In October 2023, Mauritius’ Supreme Court declared a law that criminalised same-sex intimacy between men unconstitutional. The case, brought by Abdool Ridwan (Ryan) Firaas Ah Seek with the support of the Human Dignity Trust, challenged the constitutionality of Section 250 of the Mauritian Criminal Code, which dated back to 1838. The provision criminalised ‘sodomy’ and anyone convicted could face a maximum penalty of five years’ imprisonment.
In the judgment, the Supreme Court judges underlined the constitutionally protected right to non-discrimination, stating, ‘…are there any valid reasons for the State to discriminate against the plaintiff having sexual intercourse in the only way available to him? The present case concerns the most private and intimate aspects of the identity of homosexual men, namely the manner in which they have sexual intercourse. Accordingly, there must exist particularly serious reasons for the State to justifiably interfere with the manner in which homosexual men choose to have consensual sexual intercourse in private.’

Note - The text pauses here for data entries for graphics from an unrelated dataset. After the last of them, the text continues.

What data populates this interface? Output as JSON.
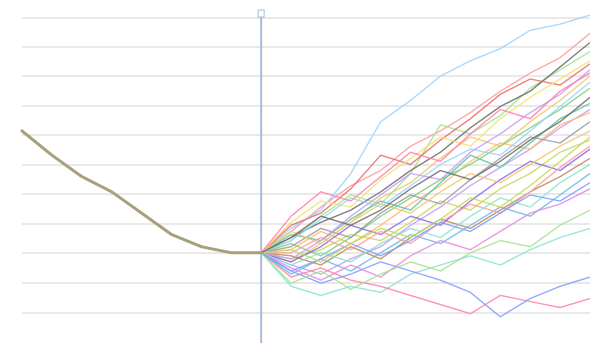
{
  "chart_data": {
    "type": "line",
    "title": "",
    "xlabel": "",
    "ylabel": "",
    "grid": true,
    "legend": "none",
    "x_range": [
      0,
      19
    ],
    "y_range": [
      0,
      10.5
    ],
    "divider_x": 8,
    "colors": {
      "history": "#a8a07a",
      "divider": "#a9bcd6",
      "grid": "#e2e2e2"
    },
    "history": {
      "x": [
        0,
        1,
        2,
        3,
        4,
        5,
        6,
        7,
        8
      ],
      "values": [
        6.6,
        5.8,
        5.1,
        4.6,
        3.9,
        3.2,
        2.8,
        2.6,
        2.6
      ]
    },
    "forecast_start": {
      "x": 8,
      "value": 2.6
    },
    "forecast_palette": [
      "#ff9a9a",
      "#9ad2ff",
      "#a4e28a",
      "#f2c66a",
      "#c79af2",
      "#8ae0d2",
      "#ff7fa8",
      "#7f9cff",
      "#c4d85a",
      "#6a6a6a",
      "#ffb86a",
      "#7ad17a",
      "#e96a6a",
      "#6ab8e9",
      "#b88a5a",
      "#5ac4a8",
      "#e28ae0",
      "#9a9a9a",
      "#f2e26a",
      "#8a6ae2"
    ],
    "series": [
      {
        "values": [
          2.6,
          3.3,
          4.1,
          4.8,
          5.3,
          6.1,
          6.6,
          7.2,
          7.9,
          8.5,
          9.0,
          9.8
        ]
      },
      {
        "values": [
          2.6,
          3.4,
          4.0,
          5.2,
          6.9,
          7.6,
          8.4,
          8.9,
          9.3,
          9.9,
          10.1,
          10.4
        ]
      },
      {
        "values": [
          2.6,
          3.0,
          3.8,
          4.5,
          4.2,
          5.2,
          6.8,
          6.5,
          7.1,
          8.0,
          8.6,
          9.2
        ]
      },
      {
        "values": [
          2.6,
          2.3,
          2.9,
          3.6,
          4.4,
          4.9,
          5.7,
          6.4,
          6.1,
          6.9,
          7.6,
          8.4
        ]
      },
      {
        "values": [
          2.6,
          2.2,
          1.9,
          2.4,
          2.8,
          3.5,
          4.1,
          4.8,
          5.4,
          6.0,
          6.7,
          7.3
        ]
      },
      {
        "values": [
          2.6,
          1.5,
          1.2,
          1.5,
          1.3,
          1.9,
          2.2,
          2.5,
          2.2,
          2.7,
          3.1,
          3.4
        ]
      },
      {
        "values": [
          2.6,
          1.8,
          2.1,
          1.7,
          1.5,
          1.2,
          0.9,
          0.6,
          1.2,
          1.0,
          0.8,
          1.1
        ]
      },
      {
        "values": [
          2.6,
          2.0,
          1.6,
          1.9,
          2.3,
          2.0,
          1.7,
          1.3,
          0.5,
          1.1,
          1.5,
          1.8
        ]
      },
      {
        "values": [
          2.6,
          2.4,
          2.7,
          3.2,
          3.0,
          3.6,
          4.3,
          4.0,
          4.7,
          5.2,
          5.9,
          6.3
        ]
      },
      {
        "values": [
          2.6,
          3.1,
          3.6,
          4.0,
          4.6,
          5.3,
          5.9,
          6.7,
          7.4,
          7.9,
          8.7,
          9.5
        ]
      },
      {
        "values": [
          2.6,
          2.7,
          3.3,
          2.9,
          3.5,
          4.2,
          4.8,
          5.6,
          6.2,
          6.0,
          6.8,
          7.2
        ]
      },
      {
        "values": [
          2.6,
          2.9,
          2.5,
          3.1,
          3.8,
          4.4,
          5.0,
          5.5,
          6.1,
          6.7,
          7.3,
          8.0
        ]
      },
      {
        "values": [
          2.6,
          3.5,
          3.9,
          4.7,
          5.8,
          5.5,
          6.3,
          7.0,
          7.8,
          8.3,
          8.1,
          8.8
        ]
      },
      {
        "values": [
          2.6,
          1.9,
          2.4,
          2.0,
          2.6,
          3.2,
          2.9,
          3.5,
          4.1,
          3.8,
          4.5,
          5.2
        ]
      },
      {
        "values": [
          2.6,
          2.5,
          2.2,
          2.8,
          2.4,
          3.1,
          3.7,
          3.4,
          4.0,
          4.6,
          5.1,
          5.7
        ]
      },
      {
        "values": [
          2.6,
          3.2,
          3.0,
          3.7,
          4.3,
          4.0,
          4.9,
          5.8,
          5.4,
          6.2,
          7.0,
          7.5
        ]
      },
      {
        "values": [
          2.6,
          2.1,
          1.7,
          2.2,
          1.8,
          2.5,
          3.0,
          2.7,
          3.3,
          3.9,
          4.2,
          4.7
        ]
      },
      {
        "values": [
          2.6,
          2.8,
          3.4,
          3.1,
          3.9,
          4.5,
          4.2,
          5.0,
          5.7,
          6.4,
          6.2,
          6.9
        ]
      },
      {
        "values": [
          2.6,
          3.6,
          4.3,
          4.1,
          5.0,
          5.7,
          6.4,
          6.1,
          7.0,
          7.7,
          8.3,
          8.9
        ]
      },
      {
        "values": [
          2.6,
          2.3,
          2.8,
          3.5,
          3.2,
          3.8,
          3.5,
          4.3,
          5.0,
          5.6,
          5.3,
          6.0
        ]
      },
      {
        "values": [
          2.6,
          2.6,
          3.1,
          2.7,
          3.3,
          2.9,
          3.6,
          4.2,
          3.9,
          4.6,
          5.4,
          6.1
        ]
      },
      {
        "values": [
          2.6,
          3.0,
          3.7,
          4.4,
          4.1,
          4.8,
          5.5,
          6.0,
          5.8,
          6.6,
          7.4,
          8.2
        ]
      },
      {
        "values": [
          2.6,
          1.6,
          2.0,
          1.4,
          1.9,
          2.3,
          2.0,
          2.6,
          3.0,
          2.8,
          3.5,
          4.0
        ]
      },
      {
        "values": [
          2.6,
          3.3,
          2.9,
          3.6,
          4.2,
          3.9,
          4.6,
          5.2,
          4.9,
          5.5,
          6.1,
          6.6
        ]
      },
      {
        "values": [
          2.6,
          2.4,
          3.0,
          3.8,
          4.5,
          5.2,
          5.0,
          5.9,
          6.5,
          7.2,
          7.8,
          8.6
        ]
      },
      {
        "values": [
          2.6,
          2.2,
          2.6,
          2.3,
          2.9,
          3.4,
          3.1,
          3.8,
          4.4,
          4.1,
          4.9,
          5.5
        ]
      },
      {
        "values": [
          2.6,
          3.8,
          4.6,
          4.3,
          5.1,
          5.9,
          5.6,
          6.5,
          7.3,
          7.0,
          7.9,
          8.5
        ]
      },
      {
        "values": [
          2.6,
          2.0,
          2.4,
          2.9,
          2.5,
          3.0,
          3.6,
          3.3,
          3.9,
          4.5,
          4.3,
          4.9
        ]
      },
      {
        "values": [
          2.6,
          2.7,
          2.3,
          2.9,
          3.4,
          3.1,
          3.7,
          4.4,
          4.1,
          4.8,
          5.6,
          6.4
        ]
      },
      {
        "values": [
          2.6,
          3.1,
          3.8,
          3.5,
          4.0,
          4.7,
          5.3,
          5.0,
          5.6,
          6.3,
          6.9,
          7.7
        ]
      }
    ]
  }
}
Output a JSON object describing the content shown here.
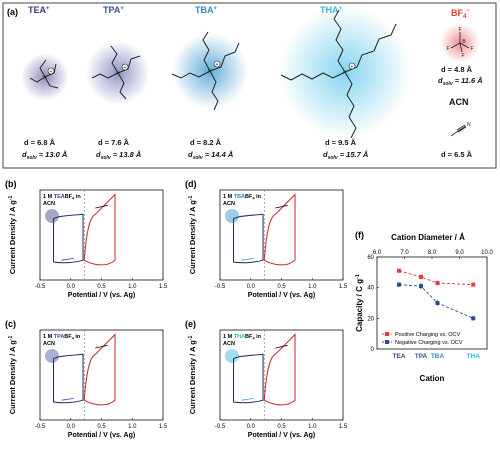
{
  "panel_a": {
    "label": "(a)",
    "cations": [
      {
        "name": "TEA",
        "charge": "+",
        "d": "d = 6.8 Å",
        "dsolv_label": "d",
        "dsolv_sub": "solv",
        "dsolv_value": " = 13.0 Å",
        "color": "#3a3f7a",
        "glow": "#8e86b8"
      },
      {
        "name": "TPA",
        "charge": "+",
        "d": "d = 7.6 Å",
        "dsolv_label": "d",
        "dsolv_sub": "solv",
        "dsolv_value": " = 13.8 Å",
        "color": "#3e4fa0",
        "glow": "#8a90c4"
      },
      {
        "name": "TBA",
        "charge": "+",
        "d": "d = 8.2 Å",
        "dsolv_label": "d",
        "dsolv_sub": "solv",
        "dsolv_value": " = 14.4 Å",
        "color": "#2f8ac4",
        "glow": "#5aa9d6"
      },
      {
        "name": "THA",
        "charge": "+",
        "d": "d = 9.5 Å",
        "dsolv_label": "d",
        "dsolv_sub": "solv",
        "dsolv_value": " = 15.7 Å",
        "color": "#33b4e0",
        "glow": "#7fd3ee"
      }
    ],
    "anion": {
      "name": "BF",
      "sub": "4",
      "charge": "−",
      "d": "d = 4.8 Å",
      "dsolv_label": "d",
      "dsolv_sub": "solv",
      "dsolv_value": " = 11.6 Å",
      "color": "#e8383d",
      "atoms": [
        "F",
        "F",
        "F",
        "F",
        "B"
      ]
    },
    "solvent": {
      "name": "ACN",
      "d": "d = 6.5 Å",
      "atom": "N"
    }
  },
  "cv_axes": {
    "ylabel": "Current Density / A g",
    "ylabel_sup": "-1",
    "xlabel": "Potential / V (vs. Ag)",
    "xticks": [
      "-0.5",
      "0.0",
      "0.5",
      "1.0",
      "1.5"
    ]
  },
  "panels": [
    {
      "label": "(b)",
      "legend1": "1 M ",
      "cation": "TEA",
      "salt": "BF",
      "sub": "4",
      "tail": " in",
      "solvent": "ACN",
      "accent": "#3a3f7a"
    },
    {
      "label": "(d)",
      "legend1": "1 M ",
      "cation": "TBA",
      "salt": "BF",
      "sub": "4",
      "tail": " in",
      "solvent": "ACN",
      "accent": "#2f8ac4"
    },
    {
      "label": "(c)",
      "legend1": "1 M ",
      "cation": "TPA",
      "salt": "BF",
      "sub": "4",
      "tail": " in",
      "solvent": "ACN",
      "accent": "#3e4fa0"
    },
    {
      "label": "(e)",
      "legend1": "1 M ",
      "cation": "THA",
      "salt": "BF",
      "sub": "4",
      "tail": " in",
      "solvent": "ACN",
      "accent": "#33b4e0"
    }
  ],
  "panel_f": {
    "label": "(f)",
    "top_label": "Cation Diameter / Å",
    "ylabel": "Capacity / C g",
    "ylabel_sup": "-1",
    "xlabel": "Cation",
    "legend": [
      "Positive Charging vs. OCV",
      "Negative Charging vs. OCV"
    ]
  },
  "chart_data": {
    "type": "scatter",
    "categories": [
      "TEA",
      "TPA",
      "TBA",
      "THA"
    ],
    "category_colors": [
      "#3a3f7a",
      "#3e4fa0",
      "#2f8ac4",
      "#33b4e0"
    ],
    "x": [
      6.8,
      7.6,
      8.2,
      9.5
    ],
    "top_axis_ticks": [
      "6.0",
      "7.0",
      "8.0",
      "9.0",
      "10.0"
    ],
    "top_axis_range": [
      6.0,
      10.0
    ],
    "yticks": [
      "0",
      "20",
      "40",
      "60"
    ],
    "ylim": [
      0,
      60
    ],
    "series": [
      {
        "name": "Positive Charging vs. OCV",
        "color": "#e8383d",
        "values": [
          51,
          47,
          43,
          42
        ],
        "errors": [
          1,
          1,
          1.5,
          1
        ]
      },
      {
        "name": "Negative Charging vs. OCV",
        "color": "#2e4a9a",
        "values": [
          42,
          41,
          30,
          20
        ],
        "errors": [
          1.5,
          2,
          2,
          1.5
        ]
      }
    ]
  }
}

The law was inherited from the British during the colonial period, in which the English criminal law was imposed upon Mauritius, and was retained upon independence in 1968, only shortly after the corresponding law was removed from the statute books in England in 1967.
In their reasoning the judges also overtly recognised the legacy of colonial-era laws, remarking that, ‘Section 250 was not introduced into Mauritius to reflect any Mauritian values but was inherited as part of our colonial history from Britain. Its enactment was not the expression of domestic democratic will but was a course imposed on Mauritius and other colonies by British rule.’